В то мгновение она всё ещё была серией непрерывных реакций; глаза на месте, но ещё предстояло с недельку «повозиться» с ними, чтобы она могла видеть. А пока она спала весь день, поэтому говорила с закрытыми глазами, и голос звучал сонно, когда слова слетали с прекрасных улыбающихся губ. Мы совсем забыли (пожалуйста, скажите, как это оказалось возможным?), мы забыли, что она будет знать о нас всё, даже наши имена. Или, скажем так: мы думали об этом, но не настолько серьёзно, чтобы не перепугаться до смерти, услыхав её. Ещё удивительнее было, когда она, вернувшись памятью к самому началу нашей жизни в Афинах, заговорила со мной по-гречески:
— Они думают, что у меня никогда не будет ребёнка, но я рада. А тебе бы, Феликс, хотелось иметь ребёнка?
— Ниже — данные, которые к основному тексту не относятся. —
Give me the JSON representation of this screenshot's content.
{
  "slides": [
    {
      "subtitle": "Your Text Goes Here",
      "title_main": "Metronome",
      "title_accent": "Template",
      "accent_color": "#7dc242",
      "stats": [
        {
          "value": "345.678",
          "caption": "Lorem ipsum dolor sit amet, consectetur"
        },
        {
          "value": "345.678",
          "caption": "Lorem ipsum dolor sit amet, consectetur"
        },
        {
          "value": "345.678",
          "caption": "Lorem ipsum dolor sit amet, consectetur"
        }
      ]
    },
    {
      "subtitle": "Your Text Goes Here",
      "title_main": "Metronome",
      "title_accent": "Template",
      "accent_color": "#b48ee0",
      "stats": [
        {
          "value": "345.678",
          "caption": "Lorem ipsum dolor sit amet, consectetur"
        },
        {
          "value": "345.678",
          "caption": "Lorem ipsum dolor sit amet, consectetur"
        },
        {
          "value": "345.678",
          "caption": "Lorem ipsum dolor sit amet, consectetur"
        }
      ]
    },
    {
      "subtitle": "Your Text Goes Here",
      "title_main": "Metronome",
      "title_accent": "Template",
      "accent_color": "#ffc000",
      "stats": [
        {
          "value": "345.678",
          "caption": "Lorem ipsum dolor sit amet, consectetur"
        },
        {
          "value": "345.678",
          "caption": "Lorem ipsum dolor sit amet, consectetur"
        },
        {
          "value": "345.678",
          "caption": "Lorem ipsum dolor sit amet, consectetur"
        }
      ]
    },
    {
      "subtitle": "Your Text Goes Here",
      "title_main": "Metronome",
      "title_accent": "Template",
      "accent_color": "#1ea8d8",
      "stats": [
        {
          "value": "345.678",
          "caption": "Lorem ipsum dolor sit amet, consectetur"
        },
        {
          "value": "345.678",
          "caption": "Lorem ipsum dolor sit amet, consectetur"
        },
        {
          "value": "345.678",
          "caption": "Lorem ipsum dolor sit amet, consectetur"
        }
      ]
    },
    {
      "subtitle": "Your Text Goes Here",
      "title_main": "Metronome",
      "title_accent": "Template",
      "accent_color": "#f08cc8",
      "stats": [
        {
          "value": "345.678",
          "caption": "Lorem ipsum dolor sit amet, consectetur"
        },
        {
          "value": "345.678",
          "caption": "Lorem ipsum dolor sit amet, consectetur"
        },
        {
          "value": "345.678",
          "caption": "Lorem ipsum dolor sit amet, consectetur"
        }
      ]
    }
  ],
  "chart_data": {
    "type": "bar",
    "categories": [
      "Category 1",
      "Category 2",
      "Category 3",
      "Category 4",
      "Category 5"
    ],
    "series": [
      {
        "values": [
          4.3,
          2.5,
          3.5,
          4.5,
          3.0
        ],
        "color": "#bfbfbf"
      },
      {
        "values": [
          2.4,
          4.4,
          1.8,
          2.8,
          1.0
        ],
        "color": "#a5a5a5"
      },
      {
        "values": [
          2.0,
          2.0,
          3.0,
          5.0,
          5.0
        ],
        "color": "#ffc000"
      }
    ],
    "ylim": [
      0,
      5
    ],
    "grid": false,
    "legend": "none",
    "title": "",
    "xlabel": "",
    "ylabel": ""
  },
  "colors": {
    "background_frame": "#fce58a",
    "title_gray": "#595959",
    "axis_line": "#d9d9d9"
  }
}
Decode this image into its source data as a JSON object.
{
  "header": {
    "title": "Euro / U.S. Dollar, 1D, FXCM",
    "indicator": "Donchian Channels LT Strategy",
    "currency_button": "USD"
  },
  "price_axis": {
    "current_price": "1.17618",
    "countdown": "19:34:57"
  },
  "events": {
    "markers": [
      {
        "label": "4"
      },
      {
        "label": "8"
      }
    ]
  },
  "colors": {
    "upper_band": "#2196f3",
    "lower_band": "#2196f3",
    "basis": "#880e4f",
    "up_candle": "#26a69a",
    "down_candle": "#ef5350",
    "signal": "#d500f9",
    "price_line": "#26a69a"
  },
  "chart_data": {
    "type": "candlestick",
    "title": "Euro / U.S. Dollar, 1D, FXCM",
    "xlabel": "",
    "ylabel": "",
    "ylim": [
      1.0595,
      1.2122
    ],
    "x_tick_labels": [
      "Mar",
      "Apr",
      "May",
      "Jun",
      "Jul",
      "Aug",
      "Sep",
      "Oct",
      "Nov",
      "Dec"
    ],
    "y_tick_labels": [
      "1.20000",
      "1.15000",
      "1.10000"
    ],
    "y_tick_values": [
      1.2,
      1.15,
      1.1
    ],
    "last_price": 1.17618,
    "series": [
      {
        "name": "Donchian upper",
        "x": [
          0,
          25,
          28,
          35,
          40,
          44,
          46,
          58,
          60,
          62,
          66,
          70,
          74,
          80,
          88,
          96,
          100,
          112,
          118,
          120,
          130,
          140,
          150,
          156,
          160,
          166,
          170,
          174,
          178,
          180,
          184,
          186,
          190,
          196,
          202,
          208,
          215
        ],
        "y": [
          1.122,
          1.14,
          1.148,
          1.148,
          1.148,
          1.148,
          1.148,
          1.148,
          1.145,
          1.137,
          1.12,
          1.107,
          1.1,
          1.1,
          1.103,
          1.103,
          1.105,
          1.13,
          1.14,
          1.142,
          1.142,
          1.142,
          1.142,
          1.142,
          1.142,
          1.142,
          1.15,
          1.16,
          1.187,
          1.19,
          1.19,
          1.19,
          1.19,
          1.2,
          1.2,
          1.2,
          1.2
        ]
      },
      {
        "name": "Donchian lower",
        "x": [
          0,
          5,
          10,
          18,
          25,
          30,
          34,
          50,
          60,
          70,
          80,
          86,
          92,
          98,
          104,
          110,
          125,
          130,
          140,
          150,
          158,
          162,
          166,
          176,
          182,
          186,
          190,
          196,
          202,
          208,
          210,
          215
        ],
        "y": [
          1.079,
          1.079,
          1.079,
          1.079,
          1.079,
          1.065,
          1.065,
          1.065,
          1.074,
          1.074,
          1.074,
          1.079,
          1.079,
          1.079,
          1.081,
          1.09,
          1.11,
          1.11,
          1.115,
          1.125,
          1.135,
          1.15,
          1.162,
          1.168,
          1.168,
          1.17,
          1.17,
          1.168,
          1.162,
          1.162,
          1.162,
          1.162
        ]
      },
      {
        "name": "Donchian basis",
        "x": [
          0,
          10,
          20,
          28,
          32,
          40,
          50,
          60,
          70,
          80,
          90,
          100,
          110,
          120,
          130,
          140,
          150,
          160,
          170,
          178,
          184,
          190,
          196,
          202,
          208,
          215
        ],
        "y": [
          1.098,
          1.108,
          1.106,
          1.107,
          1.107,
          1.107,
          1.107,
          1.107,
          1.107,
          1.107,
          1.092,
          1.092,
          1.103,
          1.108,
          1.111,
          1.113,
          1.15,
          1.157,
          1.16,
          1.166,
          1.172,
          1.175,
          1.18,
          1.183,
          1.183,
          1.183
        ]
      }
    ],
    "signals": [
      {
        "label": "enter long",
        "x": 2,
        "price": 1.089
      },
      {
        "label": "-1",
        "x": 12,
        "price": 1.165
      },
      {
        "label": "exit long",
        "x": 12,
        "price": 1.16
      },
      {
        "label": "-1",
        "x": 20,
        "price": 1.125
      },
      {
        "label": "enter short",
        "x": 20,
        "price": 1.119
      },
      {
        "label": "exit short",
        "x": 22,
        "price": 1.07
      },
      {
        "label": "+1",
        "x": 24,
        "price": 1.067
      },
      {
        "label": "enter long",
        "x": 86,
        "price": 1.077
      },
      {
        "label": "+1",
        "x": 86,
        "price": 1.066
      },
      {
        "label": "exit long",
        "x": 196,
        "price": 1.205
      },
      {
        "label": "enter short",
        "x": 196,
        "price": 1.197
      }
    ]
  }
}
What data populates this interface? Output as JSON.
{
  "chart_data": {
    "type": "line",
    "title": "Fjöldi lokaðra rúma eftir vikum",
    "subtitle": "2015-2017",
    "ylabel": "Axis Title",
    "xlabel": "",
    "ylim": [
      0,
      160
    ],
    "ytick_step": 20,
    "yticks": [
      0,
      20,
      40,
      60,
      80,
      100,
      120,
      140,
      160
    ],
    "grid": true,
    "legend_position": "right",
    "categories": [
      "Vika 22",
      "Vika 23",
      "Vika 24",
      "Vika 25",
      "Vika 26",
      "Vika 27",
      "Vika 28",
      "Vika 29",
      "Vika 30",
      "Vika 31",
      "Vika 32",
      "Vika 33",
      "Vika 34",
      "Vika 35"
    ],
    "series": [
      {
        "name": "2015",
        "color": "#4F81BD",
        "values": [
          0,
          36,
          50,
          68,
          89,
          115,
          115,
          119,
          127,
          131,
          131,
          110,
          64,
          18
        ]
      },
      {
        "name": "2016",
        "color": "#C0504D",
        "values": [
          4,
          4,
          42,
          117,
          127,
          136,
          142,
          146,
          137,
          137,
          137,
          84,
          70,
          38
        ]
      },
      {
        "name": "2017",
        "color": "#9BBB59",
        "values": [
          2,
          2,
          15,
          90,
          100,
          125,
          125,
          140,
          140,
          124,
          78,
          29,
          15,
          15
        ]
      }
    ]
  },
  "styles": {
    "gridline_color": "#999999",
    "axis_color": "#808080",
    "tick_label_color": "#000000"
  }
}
Вот тут моя память изменила мне, тогда как её, искусственная, сработала идеально; я забыл, что сказал ей тогда. И таких маленьких сюрпризов хватало. Однако нам предстояло назначить день её окончательного оживления.
IV
Наверно, самой убедительной причиной появившейся у нас привычки ходить в студию бальзамировщиков было то, что мы сравнивали свою работу с их работой. В их деле не было прибыли — каким-то образом бальзамирование не получило распространения даже среди издателей. Тем не менее трупы поступали благодаря Киру П. Гойтцу, и имелась операционная, в которой он мог учить персонал. У этого всеми любимого человека было лицо кастрата и смуглая кожа, загоравшаяся тусклым румянцем, стоило ученику сделать ошибку. Идя на лекцию, он всегда надевал чёрный костюм и читал её, сцепив на животе пальцы. Высокий, дородный, грозный на вид, он всегда одевался до того парадно, что почти ничем не отличался от своих покойных подопечных — обескровленный, как кошерное мясо, он производил впечатление жертвы, только что побывавшей на алтаре обжорства. Да и коротко стриженный парик, который он носил, придавал его лицу выражение мимолётности — опять же, как его подопечным, которые начинали таять через месяц. Таким был всеми любимый Гойтц, смиренная душа и лучший во вселенной (как говорили все) бальзамировщик. Накануне Нового года на вечеринках сотрудников он обыкновенно вынимал стеклянный глаз и на ладони показывал его всем желающим. Вечера он проводил дома в Сидкапе, играя на скрипке тишайшей миссис Гойтц (которая напоминала прошедшую через руки таксидермиста водяную птичку). Это он возглавил набег бальзамировщиков фирмы на Ближний Восток.